VATICAN CITY (Reuters) - Pope Francis urged U.S. President Donald Trump to be a peacemaker at their first meeting on Wednesday after they exchanged sharp words last year, and Trump promised he would not forget the pontiff’s message.
Under clear blue skies, Trump received a tribute from the Swiss Guard in a Vatican courtyard when he arrived.
He entered a small elevator taking him to the third floor of the Apostolic Palace and, after a long ceremonial walk past frescoed corridors, shook the pope’s hand at the entrance to the private study that the frugal pontiff uses only for official occasions.
Before the door of the wood-lined elevator closed, a Vatican protocol official was heard quipping to the president that it was not “like Trump Tower in New York”.
Francis smiled faintly as he greeted Trump outside the study and was not as outgoing as he sometimes is with visiting heads of state. Trump, seeming subdued, said, “It is a great honor.”
Even when the two were sitting at the pope’s desk in the presence of photographers and reporters, the pope avoided the small talk that usually occurs before the media is ushered out.
The two spoke privately for about 30 minutes with translators.
Both men looked far more relaxed at the end of the private meeting, with the pope smiling and joking with Trump and his wife Melania.
Francis’s interpreter could be heard translating a comment by the pope to the First Lady: “What do you give him to eat?”
Francis then gave Trump a small sculptured olive tree and told him through the interpreter that it symbolized peace.
“It is my desire that you become an olive tree to construct peace,” the Pope said, speaking in Spanish.
Trump responded: “We can use peace.”
Francis also gave Trump a signed copy of his 2017 peace message whose title is “Nonviolence - A Style of Politics for Peace”, and a copy of his 2015 encyclical letter on the need to protect the environment from the effects of climate change.
“Well, I’ll be reading them,” Trump said.
During his election campaign, Trump said scientific findings that human economic activity contributed to global warming were a hoax. As president, he has proposed deep cuts for the Environmental Protection Agency and the elimination of many environmental regulations.
Trump gave the pope a boxed set of five first-edition books by murdered U.S. civil rights leader Martin Luther King.
As Trump and the pope said goodbye at the door of the study, Trump told him: “Thank you, thank you. I won’t forget what you said.”
Asked how the meeting with the pope went, Trump said: “Great. He is something. He is really good. We had a fantastic meeting.”
A Vatican statement said the meeting was “cordial” and that the Vatican hoped there could be “serene collaboration” between the U.S. government and the American Catholic Church, including “assistance to immigrants”.
The U.S. Catholic Church hierarchy opposes Trump’s attempt to cut federal assistance for cities that give sanctuary to illegal immigrants. It also opposes his plan to build a wall on the U.S. border with Mexico.

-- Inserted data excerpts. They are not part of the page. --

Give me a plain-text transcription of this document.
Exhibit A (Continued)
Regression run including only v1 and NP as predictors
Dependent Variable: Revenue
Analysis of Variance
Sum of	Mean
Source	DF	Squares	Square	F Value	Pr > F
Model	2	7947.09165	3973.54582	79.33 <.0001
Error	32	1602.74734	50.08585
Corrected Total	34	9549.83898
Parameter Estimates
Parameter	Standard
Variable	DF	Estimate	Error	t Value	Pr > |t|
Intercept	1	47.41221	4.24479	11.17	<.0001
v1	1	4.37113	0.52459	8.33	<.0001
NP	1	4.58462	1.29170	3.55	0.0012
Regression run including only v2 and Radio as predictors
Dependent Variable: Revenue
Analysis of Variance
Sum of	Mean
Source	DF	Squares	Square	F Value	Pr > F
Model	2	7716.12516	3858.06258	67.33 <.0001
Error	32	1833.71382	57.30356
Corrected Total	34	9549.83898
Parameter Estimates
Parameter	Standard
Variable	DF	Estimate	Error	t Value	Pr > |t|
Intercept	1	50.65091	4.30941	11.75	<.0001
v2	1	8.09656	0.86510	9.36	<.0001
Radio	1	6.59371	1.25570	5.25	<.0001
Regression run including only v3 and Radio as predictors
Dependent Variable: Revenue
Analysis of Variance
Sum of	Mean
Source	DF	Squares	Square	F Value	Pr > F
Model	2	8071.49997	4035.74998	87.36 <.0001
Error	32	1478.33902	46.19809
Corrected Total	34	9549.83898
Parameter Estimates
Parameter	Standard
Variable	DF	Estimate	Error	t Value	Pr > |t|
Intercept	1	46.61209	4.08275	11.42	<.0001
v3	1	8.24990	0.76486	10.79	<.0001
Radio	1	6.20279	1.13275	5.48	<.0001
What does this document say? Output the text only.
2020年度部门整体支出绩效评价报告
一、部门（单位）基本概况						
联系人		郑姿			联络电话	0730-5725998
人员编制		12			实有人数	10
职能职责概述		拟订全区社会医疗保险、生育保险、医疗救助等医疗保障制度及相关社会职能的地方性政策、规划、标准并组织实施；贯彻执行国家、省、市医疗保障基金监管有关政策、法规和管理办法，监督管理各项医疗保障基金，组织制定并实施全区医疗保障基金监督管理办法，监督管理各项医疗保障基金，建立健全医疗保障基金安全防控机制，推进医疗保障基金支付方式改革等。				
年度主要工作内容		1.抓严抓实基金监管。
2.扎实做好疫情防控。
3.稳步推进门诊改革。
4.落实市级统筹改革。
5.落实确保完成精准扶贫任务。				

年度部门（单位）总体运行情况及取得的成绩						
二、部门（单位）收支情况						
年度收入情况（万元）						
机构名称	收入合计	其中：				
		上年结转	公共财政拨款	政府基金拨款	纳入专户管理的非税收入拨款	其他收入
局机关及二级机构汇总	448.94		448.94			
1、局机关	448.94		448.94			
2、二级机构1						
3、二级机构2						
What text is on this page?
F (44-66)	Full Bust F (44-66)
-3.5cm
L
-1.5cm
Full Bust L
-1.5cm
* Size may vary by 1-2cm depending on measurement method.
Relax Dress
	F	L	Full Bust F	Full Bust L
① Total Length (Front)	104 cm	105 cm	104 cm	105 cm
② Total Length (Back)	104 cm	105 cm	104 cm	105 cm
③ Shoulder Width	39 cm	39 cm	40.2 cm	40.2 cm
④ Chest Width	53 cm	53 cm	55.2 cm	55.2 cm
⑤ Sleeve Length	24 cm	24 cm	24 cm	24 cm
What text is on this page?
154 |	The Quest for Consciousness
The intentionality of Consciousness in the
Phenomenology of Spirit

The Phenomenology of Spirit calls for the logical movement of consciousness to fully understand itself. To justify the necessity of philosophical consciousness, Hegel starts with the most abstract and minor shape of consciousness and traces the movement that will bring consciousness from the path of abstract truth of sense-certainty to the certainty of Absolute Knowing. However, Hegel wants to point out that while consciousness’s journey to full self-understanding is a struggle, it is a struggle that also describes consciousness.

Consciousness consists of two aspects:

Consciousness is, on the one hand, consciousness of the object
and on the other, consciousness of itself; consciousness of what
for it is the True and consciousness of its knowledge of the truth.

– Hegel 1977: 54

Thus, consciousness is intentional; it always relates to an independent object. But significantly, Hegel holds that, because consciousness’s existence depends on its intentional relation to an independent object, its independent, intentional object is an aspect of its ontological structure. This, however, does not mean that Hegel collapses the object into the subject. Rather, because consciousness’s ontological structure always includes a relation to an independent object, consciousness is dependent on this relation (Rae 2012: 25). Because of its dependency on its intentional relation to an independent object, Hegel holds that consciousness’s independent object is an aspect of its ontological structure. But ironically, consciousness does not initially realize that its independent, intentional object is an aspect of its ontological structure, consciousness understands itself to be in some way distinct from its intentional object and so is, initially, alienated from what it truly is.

The pope said last year a man who thinks about building walls and not bridges is “not Christian”.
Trump, who was a candidate at the time, responded that it was “disgraceful” of the Argentine-born pope, who represents just over half of the world’s two billion Christians, to question his faith.
The meeting with the pope was the third stop on Trump’s nine-day foreign tour, and part of his world tour of religions after meeting leaders of Muslim nations in Saudi Arabia and visiting holy sites in Jerusalem.
Trump at first did not plan to stop in Rome during his visit to Europe, which some in the Vatican saw as a snub. When he changed his mind, the Vatican squeezed him in at 8:30 a.m. on a Wednesday morning, an unusual day and an unusually early time.
He later flew to Brussels where he was to meet Belgium’s king and prime minister on Wednesday evening before a day of meetings with European Union and NATO leaders on Thursday.